For this purpose, we planned to model our light-regulated system and use the result to determine the required light induction pattern. Given the complexity of the system, the high number of variable and the fact that their values are not present in literature (we can at least get an approximation) we hypothesized intra-cellular concentrations of reporter protein and estimated the parameters from these hypothetic data. This might be used as a proof of concept.

Of course a better approach would be to obtain experimentally data on the intracellular concentration of the reporter gene. We are in the process of improving the model.

For simplicity, we did not model the entire circuit (that you can find in the datapage). Instead, the model is based on the BBa_K1065302 part, that consists of YF1 and FixJ under R0010 followed by the amilGFP reporter gene under pFixK2. YF1 is the photo-sensor, FixJ is the response regulator (phosphorylated by YF1) and pFixK2 is the target of FixJ-P.

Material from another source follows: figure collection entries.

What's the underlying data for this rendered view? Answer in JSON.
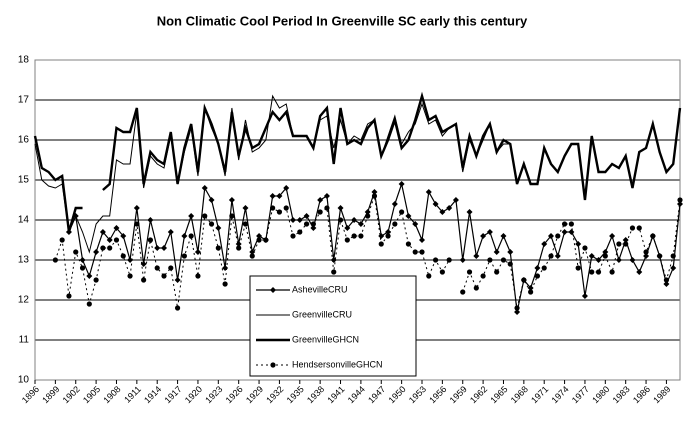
{
  "chart_data": {
    "type": "line",
    "title": "Non Climatic Cool Period In Greenville SC early this century",
    "categories": [
      "1896",
      null,
      null,
      "1899",
      null,
      null,
      "1902",
      null,
      null,
      "1905",
      null,
      null,
      "1908",
      null,
      null,
      "1911",
      null,
      null,
      "1914",
      null,
      null,
      "1917",
      null,
      null,
      "1920",
      null,
      null,
      "1923",
      null,
      null,
      "1926",
      null,
      null,
      "1929",
      null,
      null,
      "1932",
      null,
      null,
      "1935",
      null,
      null,
      "1938",
      null,
      null,
      "1941",
      null,
      null,
      "1944",
      null,
      null,
      "1947",
      null,
      null,
      "1950",
      null,
      null,
      "1953",
      null,
      null,
      "1956",
      null,
      null,
      "1959",
      null,
      null,
      "1962",
      null,
      null,
      "1965",
      null,
      null,
      "1968",
      null,
      null,
      "1971",
      null,
      null,
      "1974",
      null,
      null,
      "1977",
      null,
      null,
      "1980",
      null,
      null,
      "1983",
      null,
      null,
      "1986",
      null,
      null,
      "1989",
      null,
      null
    ],
    "ylim": [
      10,
      18
    ],
    "yticks": [
      10,
      11,
      12,
      13,
      14,
      15,
      16,
      17,
      18
    ],
    "grid": true,
    "series": [
      {
        "name": "AshevilleCRU",
        "color": "#000000",
        "marker": "diamond",
        "values": [
          null,
          null,
          null,
          null,
          null,
          13.7,
          14.1,
          13.0,
          12.6,
          13.2,
          13.7,
          13.5,
          13.8,
          13.6,
          13.0,
          14.3,
          12.9,
          14.0,
          13.3,
          13.3,
          13.7,
          12.5,
          13.6,
          14.1,
          13.2,
          14.8,
          14.5,
          13.8,
          12.8,
          14.5,
          13.4,
          14.3,
          13.2,
          13.6,
          13.5,
          14.6,
          14.6,
          14.8,
          14.0,
          14.0,
          14.1,
          13.8,
          14.5,
          14.6,
          13.0,
          14.3,
          13.8,
          14.0,
          13.9,
          14.2,
          14.7,
          13.6,
          13.7,
          14.4,
          14.9,
          14.1,
          13.9,
          13.5,
          14.7,
          14.4,
          14.2,
          14.3,
          14.5,
          13.0,
          14.2,
          13.1,
          13.6,
          13.7,
          13.2,
          13.6,
          13.2,
          11.7,
          12.5,
          12.3,
          12.8,
          13.4,
          13.6,
          13.1,
          13.7,
          13.7,
          13.4,
          12.1,
          13.1,
          13.0,
          13.2,
          13.6,
          13.0,
          13.5,
          13.0,
          12.7,
          13.1,
          13.6,
          13.1,
          12.4,
          12.8,
          14.4
        ]
      },
      {
        "name": "GreenvilleCRU",
        "color": "#000000",
        "values": [
          15.9,
          15.0,
          14.85,
          14.8,
          14.9,
          13.7,
          14.1,
          13.7,
          13.2,
          13.9,
          14.1,
          14.1,
          15.5,
          15.4,
          15.4,
          16.7,
          14.8,
          15.6,
          15.4,
          15.3,
          16.1,
          14.9,
          15.7,
          16.3,
          15.1,
          16.8,
          16.3,
          15.9,
          15.1,
          16.8,
          15.5,
          16.5,
          15.7,
          15.8,
          16.0,
          17.1,
          16.8,
          16.9,
          16.1,
          16.1,
          16.1,
          15.8,
          16.5,
          16.6,
          15.8,
          16.5,
          15.9,
          16.1,
          16.0,
          16.4,
          16.5,
          15.6,
          16.1,
          16.6,
          15.9,
          16.2,
          16.4,
          16.9,
          16.4,
          16.5,
          16.1,
          16.3,
          16.4,
          15.2,
          16.0,
          15.6,
          16.0,
          16.4,
          15.7,
          15.9,
          15.9,
          14.9,
          15.4,
          14.9,
          14.9,
          15.8,
          15.4,
          15.2,
          15.6,
          15.9,
          15.9,
          14.5,
          16.1,
          15.2,
          15.2,
          15.4,
          15.3,
          15.6,
          14.8,
          15.7,
          15.8,
          16.4,
          15.7,
          15.2,
          15.4,
          16.8
        ]
      },
      {
        "name": "GreenvilleGHCN",
        "color": "#000000",
        "values": [
          16.1,
          15.3,
          15.2,
          15.0,
          15.1,
          13.7,
          14.3,
          14.3,
          null,
          null,
          14.75,
          14.9,
          16.3,
          16.2,
          16.2,
          16.8,
          14.9,
          15.7,
          15.5,
          15.4,
          16.2,
          14.9,
          15.8,
          16.4,
          15.2,
          16.8,
          16.4,
          15.9,
          15.2,
          16.7,
          15.6,
          16.3,
          15.8,
          15.9,
          16.3,
          16.7,
          16.5,
          16.7,
          16.1,
          16.1,
          16.1,
          15.8,
          16.6,
          16.8,
          15.4,
          16.8,
          15.9,
          16.0,
          15.9,
          16.3,
          16.5,
          15.6,
          16.0,
          16.5,
          15.8,
          16.0,
          16.5,
          17.1,
          16.5,
          16.6,
          16.2,
          16.3,
          16.4,
          15.3,
          16.1,
          15.6,
          16.1,
          16.4,
          15.7,
          16.0,
          15.9,
          14.9,
          15.4,
          14.9,
          14.9,
          15.8,
          15.4,
          15.2,
          15.6,
          15.9,
          15.9,
          14.5,
          16.1,
          15.2,
          15.2,
          15.4,
          15.3,
          15.6,
          14.8,
          15.7,
          15.8,
          16.4,
          15.7,
          15.2,
          15.4,
          16.8
        ]
      },
      {
        "name": "HendsersonvilleGHCN",
        "color": "#000000",
        "marker": "circle",
        "dash": true,
        "values": [
          null,
          null,
          null,
          13.0,
          13.5,
          12.1,
          13.2,
          12.8,
          11.9,
          12.5,
          13.3,
          13.3,
          13.5,
          13.1,
          12.6,
          13.9,
          12.5,
          13.5,
          12.8,
          12.6,
          12.8,
          11.8,
          13.1,
          13.6,
          12.6,
          14.1,
          13.9,
          13.3,
          12.4,
          14.1,
          13.3,
          13.9,
          13.1,
          13.5,
          13.5,
          14.3,
          14.2,
          14.3,
          13.6,
          13.7,
          13.9,
          13.9,
          14.2,
          14.3,
          12.7,
          14.0,
          13.5,
          13.6,
          13.6,
          14.1,
          14.6,
          13.4,
          13.6,
          13.9,
          14.2,
          13.4,
          13.2,
          13.2,
          12.6,
          13.0,
          12.7,
          13.0,
          null,
          12.2,
          12.7,
          12.3,
          12.6,
          13.0,
          12.7,
          13.0,
          12.9,
          11.8,
          12.5,
          12.2,
          12.6,
          12.8,
          13.1,
          13.6,
          13.9,
          13.9,
          12.8,
          13.3,
          12.7,
          12.7,
          13.1,
          12.7,
          13.4,
          13.4,
          13.8,
          13.8,
          13.2,
          13.6,
          13.1,
          12.5,
          13.1,
          14.5
        ]
      }
    ]
  }
}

The main differences with the complete circuit are:

1. the inverter, which adds complexity, is not included in the model;
2. instead of EFE, the model contains the amilGFP reporter gene, which will simplify the retrieving of experimental data for parameter estimation.

Also, a couple of assumptions/approximations have been arranged to simplify the model even more:

• the LOV domain is responsible for YF1 autodimerization. From literature it appears that YF1 has kinase net activity in the dark and phosphatase net activity in the light. It is not clear whether YF1 is able to phosphorylate FixJ only if dimerized, so the model do not include the dimerization reaction.
• in the light, YF1 has phosphatase net activity and so is responsible for FixJ-P dephosphorylation. The model does not contain the details of this reaction since they are not meaningful for our purpose. The following Figure 1 shows our model, which can be found here.

Some kinetic constant have been found in literature and used as center of an interval to estimate the variables of our model, other were estimated from experimental data within constraints of our choice:

• Starting DNA concentrations were estimated based on hypothetical data within the interval [1e-6;1e-2]
• FixJ phosphorylation and FixJ-P de-phosphorylation kinetics, k4 and k4b, were estimated based on hypothetical data within the interval [0;10] 1/s
• Transcription kinetic was taken from BIONUMBERS (k = 0.33 1/s) and estimated for each reaction inside the interval [1e-4;1e-1] 1/s
• RNA degradation kinetic was taken from BIONUMBERS (k = 0.011 1/s) and estimated for each reaction inside the interval [1e-3;1e-1] 1/s
• Protein degradation kinetic was taken from BIONUMBERS (k = 0.00083 1/s) and estimated for each reaction inside the interval [1e-3;1e-1] 1/s
• Protein translation kinetic was taken from BIONUMBERS (k = 22 1/s) and estimated within the interval [1e-2;1] 1/s
• The autophosphorylation kinetics in the light and in the dark, k3 and k3b, were taken from (Möglich A, J MOL BIOL, 2009, 385(5):1433-44)

The result of a time-course simulation of 2e+05 seconds with a 8e+04 of our model is shown in Figure 2.

We added windows of “dark" and “light" exposure into the model. At first we simply added single windows of “dark" of various length, then we repeated the windows to make the enzyme production fluctuate into the desired interval.

This represents a proof of concept, since we are now in the process of implementing the model with experimental data.